Le torchon brûle entre le patronat de la presse sénégalaise et une frange du pouvoir. Le mardi 13 janvier 2026, sur le plateau de Seneweb, le député Cheikh Bara Ndiaye s’est illustré par des propos jugés « gravement diffamatoires » par le Conseil des Diffuseurs et Éditeurs de Presse du Sénégal (CDEPS). En cause : ses affirmations selon lesquelles le député Farba Ngom serait l’initiateur et l’organisateur de la journée sans presse observée le 13 août 2024, par la presse nationale.
Le Conseil des Diffuseurs et Éditeurs de Presse du Sénégal (CDEPS) sort de sa réserve et charge le député Cheikh Bara Ndiaye, après ses déclarations sur Seneweb liant Farba Ngom à la journée sans presse du 13 août 2024
Des accusations que le CDEPS rejette catégoriquement, dénonçant des déclarations « dénuées de toute précaution oratoire » et surtout « sans le moindre élément probant ». Pour le patronat de la presse, cette sortie médiatique relève davantage de la construction politique que de l’analyse factuelle.
Pour le patronat de la presse, il s’agit d’une affabulation de plus dans une offensive méthodique du régime contre les médias privés
Dans une mise au point ferme, le CDEPS rappelle que la mobilisation des médias en août 2024 était une initiative strictement professionnelle, portée par les organes de presse eux-mêmes, à travers leur organisation faîtière. L’objectif était clair : protester contre ce que les éditeurs qualifient d’atteintes répétées aux libertés de la presse, imputables au régime issu de la troisième alternance.
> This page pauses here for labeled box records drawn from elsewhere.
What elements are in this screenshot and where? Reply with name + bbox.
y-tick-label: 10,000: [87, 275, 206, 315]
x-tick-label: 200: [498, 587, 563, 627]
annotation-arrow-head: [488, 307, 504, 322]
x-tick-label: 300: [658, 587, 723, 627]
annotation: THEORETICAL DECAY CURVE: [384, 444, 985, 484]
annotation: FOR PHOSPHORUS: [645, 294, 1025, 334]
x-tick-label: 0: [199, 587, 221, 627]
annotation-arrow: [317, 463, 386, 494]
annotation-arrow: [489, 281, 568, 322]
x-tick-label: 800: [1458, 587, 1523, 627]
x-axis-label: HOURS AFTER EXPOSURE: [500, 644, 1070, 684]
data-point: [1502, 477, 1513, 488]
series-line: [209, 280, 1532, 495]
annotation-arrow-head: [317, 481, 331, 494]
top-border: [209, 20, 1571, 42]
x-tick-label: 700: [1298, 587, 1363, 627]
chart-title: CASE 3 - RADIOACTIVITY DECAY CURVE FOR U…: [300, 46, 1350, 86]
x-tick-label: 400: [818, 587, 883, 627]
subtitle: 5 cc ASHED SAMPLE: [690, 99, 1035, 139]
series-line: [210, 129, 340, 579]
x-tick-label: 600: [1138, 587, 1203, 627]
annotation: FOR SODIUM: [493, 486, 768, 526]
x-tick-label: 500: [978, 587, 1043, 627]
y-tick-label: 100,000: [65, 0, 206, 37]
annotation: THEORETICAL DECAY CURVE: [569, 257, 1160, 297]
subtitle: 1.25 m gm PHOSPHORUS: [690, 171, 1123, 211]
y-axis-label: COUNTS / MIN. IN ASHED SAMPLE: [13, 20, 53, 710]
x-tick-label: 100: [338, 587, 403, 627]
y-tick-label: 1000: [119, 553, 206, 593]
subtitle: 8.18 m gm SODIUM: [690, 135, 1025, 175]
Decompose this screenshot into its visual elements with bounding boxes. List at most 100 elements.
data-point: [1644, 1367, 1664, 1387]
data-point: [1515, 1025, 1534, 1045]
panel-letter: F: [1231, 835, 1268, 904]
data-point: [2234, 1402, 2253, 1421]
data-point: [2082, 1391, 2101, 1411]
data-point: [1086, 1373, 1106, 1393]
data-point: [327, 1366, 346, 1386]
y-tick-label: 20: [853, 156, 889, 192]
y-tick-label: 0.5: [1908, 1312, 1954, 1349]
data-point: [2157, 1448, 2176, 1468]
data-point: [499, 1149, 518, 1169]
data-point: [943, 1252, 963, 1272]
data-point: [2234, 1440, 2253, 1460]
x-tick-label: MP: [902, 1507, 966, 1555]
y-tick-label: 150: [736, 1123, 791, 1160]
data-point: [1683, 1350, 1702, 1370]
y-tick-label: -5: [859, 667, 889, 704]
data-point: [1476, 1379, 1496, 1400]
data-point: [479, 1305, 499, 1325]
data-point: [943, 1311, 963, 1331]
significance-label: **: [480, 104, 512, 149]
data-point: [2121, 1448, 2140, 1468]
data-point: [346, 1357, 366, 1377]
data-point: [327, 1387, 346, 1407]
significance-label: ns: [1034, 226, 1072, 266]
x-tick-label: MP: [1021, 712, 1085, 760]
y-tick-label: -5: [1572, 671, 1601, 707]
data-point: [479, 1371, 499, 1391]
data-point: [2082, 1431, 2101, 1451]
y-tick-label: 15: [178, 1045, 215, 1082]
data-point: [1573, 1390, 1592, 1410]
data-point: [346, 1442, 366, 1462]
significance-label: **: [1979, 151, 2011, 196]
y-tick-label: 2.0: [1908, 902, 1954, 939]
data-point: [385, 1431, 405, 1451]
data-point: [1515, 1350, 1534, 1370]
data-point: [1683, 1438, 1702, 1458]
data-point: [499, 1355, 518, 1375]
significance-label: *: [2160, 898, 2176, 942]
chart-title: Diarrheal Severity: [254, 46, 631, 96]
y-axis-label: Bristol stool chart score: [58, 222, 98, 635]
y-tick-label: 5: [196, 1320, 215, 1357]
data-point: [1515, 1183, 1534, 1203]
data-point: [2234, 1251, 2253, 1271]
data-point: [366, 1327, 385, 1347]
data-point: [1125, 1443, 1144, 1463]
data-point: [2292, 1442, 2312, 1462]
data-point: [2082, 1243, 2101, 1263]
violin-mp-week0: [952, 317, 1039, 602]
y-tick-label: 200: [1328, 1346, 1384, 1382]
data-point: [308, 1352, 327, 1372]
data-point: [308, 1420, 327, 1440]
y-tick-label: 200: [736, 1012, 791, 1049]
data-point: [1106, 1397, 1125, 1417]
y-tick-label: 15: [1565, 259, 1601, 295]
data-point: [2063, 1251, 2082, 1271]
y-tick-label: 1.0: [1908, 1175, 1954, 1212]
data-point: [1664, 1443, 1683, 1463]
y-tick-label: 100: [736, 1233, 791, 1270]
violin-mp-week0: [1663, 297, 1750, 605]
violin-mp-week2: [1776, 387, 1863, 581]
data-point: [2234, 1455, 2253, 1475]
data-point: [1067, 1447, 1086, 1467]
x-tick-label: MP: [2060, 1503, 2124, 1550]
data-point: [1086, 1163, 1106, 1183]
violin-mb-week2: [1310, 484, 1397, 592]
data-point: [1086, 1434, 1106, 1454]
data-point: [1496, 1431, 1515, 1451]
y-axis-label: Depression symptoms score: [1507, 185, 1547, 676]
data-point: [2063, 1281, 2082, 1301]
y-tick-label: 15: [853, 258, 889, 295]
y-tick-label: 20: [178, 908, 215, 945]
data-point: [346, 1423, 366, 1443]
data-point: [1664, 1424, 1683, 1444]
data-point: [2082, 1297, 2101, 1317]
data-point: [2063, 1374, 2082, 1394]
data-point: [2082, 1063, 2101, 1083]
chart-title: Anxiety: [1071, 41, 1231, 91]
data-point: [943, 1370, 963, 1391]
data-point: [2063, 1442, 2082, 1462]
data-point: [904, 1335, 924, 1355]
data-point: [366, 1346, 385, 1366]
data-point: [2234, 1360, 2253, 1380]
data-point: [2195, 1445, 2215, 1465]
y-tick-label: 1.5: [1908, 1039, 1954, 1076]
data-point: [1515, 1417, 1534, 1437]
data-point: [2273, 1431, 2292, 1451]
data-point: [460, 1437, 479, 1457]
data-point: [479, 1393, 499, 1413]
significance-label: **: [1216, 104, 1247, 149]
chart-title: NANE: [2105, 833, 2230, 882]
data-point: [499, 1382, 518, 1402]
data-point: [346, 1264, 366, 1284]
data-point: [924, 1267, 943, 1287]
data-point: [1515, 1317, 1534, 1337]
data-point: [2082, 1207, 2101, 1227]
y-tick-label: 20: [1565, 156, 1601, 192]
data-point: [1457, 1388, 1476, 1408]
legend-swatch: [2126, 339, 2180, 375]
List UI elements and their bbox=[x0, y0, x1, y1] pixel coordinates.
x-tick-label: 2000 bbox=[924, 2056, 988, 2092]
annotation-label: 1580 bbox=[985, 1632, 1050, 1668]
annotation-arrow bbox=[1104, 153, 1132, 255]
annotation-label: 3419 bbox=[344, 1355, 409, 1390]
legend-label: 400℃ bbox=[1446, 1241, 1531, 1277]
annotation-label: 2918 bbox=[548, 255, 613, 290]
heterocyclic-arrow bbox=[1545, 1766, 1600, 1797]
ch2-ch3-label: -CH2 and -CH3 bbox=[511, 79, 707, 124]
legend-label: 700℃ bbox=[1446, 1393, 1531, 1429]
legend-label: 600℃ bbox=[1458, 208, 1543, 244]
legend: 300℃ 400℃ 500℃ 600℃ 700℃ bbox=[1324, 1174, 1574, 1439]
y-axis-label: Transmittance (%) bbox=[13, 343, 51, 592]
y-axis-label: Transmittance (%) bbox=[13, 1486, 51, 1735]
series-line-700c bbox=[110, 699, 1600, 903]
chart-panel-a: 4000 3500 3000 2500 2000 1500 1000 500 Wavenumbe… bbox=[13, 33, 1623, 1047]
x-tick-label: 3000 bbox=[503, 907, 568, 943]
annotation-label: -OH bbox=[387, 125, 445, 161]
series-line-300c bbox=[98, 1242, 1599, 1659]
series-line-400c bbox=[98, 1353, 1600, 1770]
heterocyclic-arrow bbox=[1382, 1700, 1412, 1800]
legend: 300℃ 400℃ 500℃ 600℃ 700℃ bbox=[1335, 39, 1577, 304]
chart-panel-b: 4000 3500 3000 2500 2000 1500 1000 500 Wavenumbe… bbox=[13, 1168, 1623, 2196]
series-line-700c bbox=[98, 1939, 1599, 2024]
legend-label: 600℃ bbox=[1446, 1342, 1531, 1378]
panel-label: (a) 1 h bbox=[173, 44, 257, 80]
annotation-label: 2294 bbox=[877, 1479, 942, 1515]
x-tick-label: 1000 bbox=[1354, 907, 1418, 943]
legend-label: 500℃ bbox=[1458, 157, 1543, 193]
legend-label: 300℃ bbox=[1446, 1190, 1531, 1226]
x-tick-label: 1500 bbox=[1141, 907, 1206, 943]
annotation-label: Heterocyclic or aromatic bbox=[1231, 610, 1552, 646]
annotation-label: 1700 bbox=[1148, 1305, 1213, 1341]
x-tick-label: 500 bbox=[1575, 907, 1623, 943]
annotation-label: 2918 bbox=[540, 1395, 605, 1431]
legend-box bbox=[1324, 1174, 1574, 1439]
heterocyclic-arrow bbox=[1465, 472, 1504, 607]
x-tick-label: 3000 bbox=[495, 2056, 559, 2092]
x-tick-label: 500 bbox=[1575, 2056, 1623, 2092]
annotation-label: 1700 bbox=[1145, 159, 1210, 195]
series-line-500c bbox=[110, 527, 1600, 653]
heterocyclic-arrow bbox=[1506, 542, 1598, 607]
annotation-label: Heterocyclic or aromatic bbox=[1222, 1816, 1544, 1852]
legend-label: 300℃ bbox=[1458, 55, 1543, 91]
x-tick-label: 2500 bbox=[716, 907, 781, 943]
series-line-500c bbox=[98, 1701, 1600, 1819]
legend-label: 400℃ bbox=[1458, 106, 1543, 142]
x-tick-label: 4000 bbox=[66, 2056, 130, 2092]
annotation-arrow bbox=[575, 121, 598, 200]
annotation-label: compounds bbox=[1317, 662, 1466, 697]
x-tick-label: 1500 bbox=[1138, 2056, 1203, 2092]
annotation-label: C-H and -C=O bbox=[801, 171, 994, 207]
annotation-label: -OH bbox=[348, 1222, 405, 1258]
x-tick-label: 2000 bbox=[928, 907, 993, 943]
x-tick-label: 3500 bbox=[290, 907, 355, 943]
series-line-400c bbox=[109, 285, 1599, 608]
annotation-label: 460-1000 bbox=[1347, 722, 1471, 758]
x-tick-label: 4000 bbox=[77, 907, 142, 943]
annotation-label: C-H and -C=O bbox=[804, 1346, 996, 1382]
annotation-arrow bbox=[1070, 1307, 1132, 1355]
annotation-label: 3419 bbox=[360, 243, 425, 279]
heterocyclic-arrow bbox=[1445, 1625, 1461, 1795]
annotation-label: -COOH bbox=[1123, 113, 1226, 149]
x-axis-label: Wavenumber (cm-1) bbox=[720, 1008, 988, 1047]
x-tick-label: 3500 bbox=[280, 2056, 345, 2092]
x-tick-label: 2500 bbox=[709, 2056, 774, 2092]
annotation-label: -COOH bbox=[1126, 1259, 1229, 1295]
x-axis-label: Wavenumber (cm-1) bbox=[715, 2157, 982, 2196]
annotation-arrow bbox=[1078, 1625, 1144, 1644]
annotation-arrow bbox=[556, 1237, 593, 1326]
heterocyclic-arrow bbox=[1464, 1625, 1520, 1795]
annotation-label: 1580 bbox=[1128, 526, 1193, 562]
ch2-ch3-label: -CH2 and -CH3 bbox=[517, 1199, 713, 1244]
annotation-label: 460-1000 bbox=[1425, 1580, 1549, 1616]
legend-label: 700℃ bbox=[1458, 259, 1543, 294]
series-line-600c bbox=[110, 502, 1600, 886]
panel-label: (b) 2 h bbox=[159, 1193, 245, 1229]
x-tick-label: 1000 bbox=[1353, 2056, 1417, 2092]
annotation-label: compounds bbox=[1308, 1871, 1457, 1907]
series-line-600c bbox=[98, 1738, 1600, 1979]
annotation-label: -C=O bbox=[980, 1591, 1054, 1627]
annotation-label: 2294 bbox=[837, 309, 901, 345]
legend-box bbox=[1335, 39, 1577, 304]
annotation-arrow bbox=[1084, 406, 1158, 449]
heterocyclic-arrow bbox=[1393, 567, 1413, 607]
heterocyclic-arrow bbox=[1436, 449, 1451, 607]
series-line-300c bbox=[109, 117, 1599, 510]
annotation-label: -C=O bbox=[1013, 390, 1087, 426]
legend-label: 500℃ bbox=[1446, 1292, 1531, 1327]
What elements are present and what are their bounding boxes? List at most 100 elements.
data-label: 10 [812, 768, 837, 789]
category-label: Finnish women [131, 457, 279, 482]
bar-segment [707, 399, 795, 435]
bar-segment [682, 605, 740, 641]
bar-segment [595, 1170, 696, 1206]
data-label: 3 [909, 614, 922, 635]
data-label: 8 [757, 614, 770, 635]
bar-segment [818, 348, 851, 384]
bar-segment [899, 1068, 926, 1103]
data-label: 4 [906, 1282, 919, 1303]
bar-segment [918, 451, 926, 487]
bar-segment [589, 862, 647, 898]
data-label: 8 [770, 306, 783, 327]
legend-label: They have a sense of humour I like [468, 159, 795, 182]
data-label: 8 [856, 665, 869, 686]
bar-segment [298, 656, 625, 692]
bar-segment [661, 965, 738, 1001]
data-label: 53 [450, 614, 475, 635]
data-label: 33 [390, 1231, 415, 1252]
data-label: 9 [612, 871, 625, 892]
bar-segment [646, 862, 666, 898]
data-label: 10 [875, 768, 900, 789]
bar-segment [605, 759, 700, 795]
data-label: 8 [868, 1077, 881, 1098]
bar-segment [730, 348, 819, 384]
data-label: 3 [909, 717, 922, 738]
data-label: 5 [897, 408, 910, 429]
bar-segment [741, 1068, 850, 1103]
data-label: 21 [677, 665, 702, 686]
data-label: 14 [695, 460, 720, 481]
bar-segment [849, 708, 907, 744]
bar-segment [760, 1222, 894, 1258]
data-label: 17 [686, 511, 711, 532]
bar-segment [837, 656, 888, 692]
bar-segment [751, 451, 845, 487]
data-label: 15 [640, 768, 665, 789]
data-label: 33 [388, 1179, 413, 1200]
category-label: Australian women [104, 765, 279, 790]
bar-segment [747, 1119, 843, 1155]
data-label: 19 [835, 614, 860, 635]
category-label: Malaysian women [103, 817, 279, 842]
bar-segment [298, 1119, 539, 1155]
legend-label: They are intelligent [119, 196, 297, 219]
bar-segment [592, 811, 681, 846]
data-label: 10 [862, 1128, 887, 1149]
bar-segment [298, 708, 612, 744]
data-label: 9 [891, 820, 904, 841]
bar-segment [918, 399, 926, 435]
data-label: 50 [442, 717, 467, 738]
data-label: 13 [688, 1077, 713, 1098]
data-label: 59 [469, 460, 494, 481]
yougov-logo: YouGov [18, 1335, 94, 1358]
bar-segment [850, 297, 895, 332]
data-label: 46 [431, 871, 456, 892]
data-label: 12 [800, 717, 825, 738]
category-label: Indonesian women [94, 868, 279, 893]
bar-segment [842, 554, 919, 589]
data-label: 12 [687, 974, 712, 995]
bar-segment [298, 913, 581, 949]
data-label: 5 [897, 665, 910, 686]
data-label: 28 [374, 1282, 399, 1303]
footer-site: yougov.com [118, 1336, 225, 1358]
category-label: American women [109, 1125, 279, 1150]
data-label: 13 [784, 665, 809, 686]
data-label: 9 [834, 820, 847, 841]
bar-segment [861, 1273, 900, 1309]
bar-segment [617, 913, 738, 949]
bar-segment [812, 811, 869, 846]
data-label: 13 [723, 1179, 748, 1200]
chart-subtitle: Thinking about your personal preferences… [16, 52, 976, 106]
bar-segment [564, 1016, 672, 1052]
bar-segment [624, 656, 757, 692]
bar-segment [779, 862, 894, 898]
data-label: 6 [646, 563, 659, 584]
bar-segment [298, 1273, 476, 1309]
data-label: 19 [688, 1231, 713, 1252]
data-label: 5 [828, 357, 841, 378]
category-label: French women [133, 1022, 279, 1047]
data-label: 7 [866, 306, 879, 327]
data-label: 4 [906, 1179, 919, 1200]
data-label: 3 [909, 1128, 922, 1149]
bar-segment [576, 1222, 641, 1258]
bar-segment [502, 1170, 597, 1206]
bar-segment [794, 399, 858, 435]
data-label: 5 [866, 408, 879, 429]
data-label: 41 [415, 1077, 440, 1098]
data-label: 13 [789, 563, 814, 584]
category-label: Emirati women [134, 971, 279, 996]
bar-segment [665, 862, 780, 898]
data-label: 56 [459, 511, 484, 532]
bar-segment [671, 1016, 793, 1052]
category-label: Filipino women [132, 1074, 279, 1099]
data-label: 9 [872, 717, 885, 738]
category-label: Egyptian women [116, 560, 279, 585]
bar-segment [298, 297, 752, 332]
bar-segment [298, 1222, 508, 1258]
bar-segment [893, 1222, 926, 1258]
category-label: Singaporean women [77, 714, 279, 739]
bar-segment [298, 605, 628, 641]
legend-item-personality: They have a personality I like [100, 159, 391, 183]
Près de deux ans après son accession au pouvoir, ce régime est accusé de mener une politique « méthodique » de fragilisation de la presse privée. Le CDEPS dresse un réquisitoire sévère : poursuites fiscales ciblées, blocages de comptes bancaires, non-paiement des créances de l’État envers les médias, résiliations unilatérales de contrats publicitaires, gel de l’aide publique à la presse depuis deux ans, confiscation de bouquets télévisuels, coupures illégales de signaux et restrictions arbitraires d’accès aux manifestations publiques.
Face à ces accusations, Mamadou Ibra Kane et Cie annoncent son intention de tirer toutes les conséquences juridiques de ces propos qu’il estime diffamatoires
À cela s’ajoutent, selon le patronat, des tentatives de remise en cause pure et simple de la légalité de certains médias privés à travers des arrêtés qualifiés de « liberticides », finalement annulés par la justice. Un épisode qui, aux yeux du CDEPS, illustre la dérive autoritaire d’un pouvoir désormais tenté par la diffamation comme ultime arme de disqualification. Le lien établi par Cheikh Bara Ndiaye entre la journée sans presse d’août 2024 et l’arrestation de Farba Ngom en février 2025 est jugé « artificiel » et « intellectuellement malhonnête ». Pour le CDEPS, il s’agit ni plus ni moins d’une tentative de manipulation de l’opinion publique, dont l’inconsistance apparaît dès lors que l’on s’en tient aux faits.
Face à ces accusations, le patronat de la presse annonce son intention de tirer toutes les conséquences juridiques de ces propos qu’il estime diffamatoires. Dans un appel solennel, il invite l’ensemble des professionnels des médias à faire preuve de solidarité et de responsabilité, afin que nul ne s’associe, par complaisance ou par silence, à ce qu’il considère comme une entreprise de dénigrement de la presse privée sénégalaise. Un avertissement clair, signé Mamadou Ibra Kane, qui marque une nouvelle étape dans la crispation entre le pouvoir et les médias indépendants.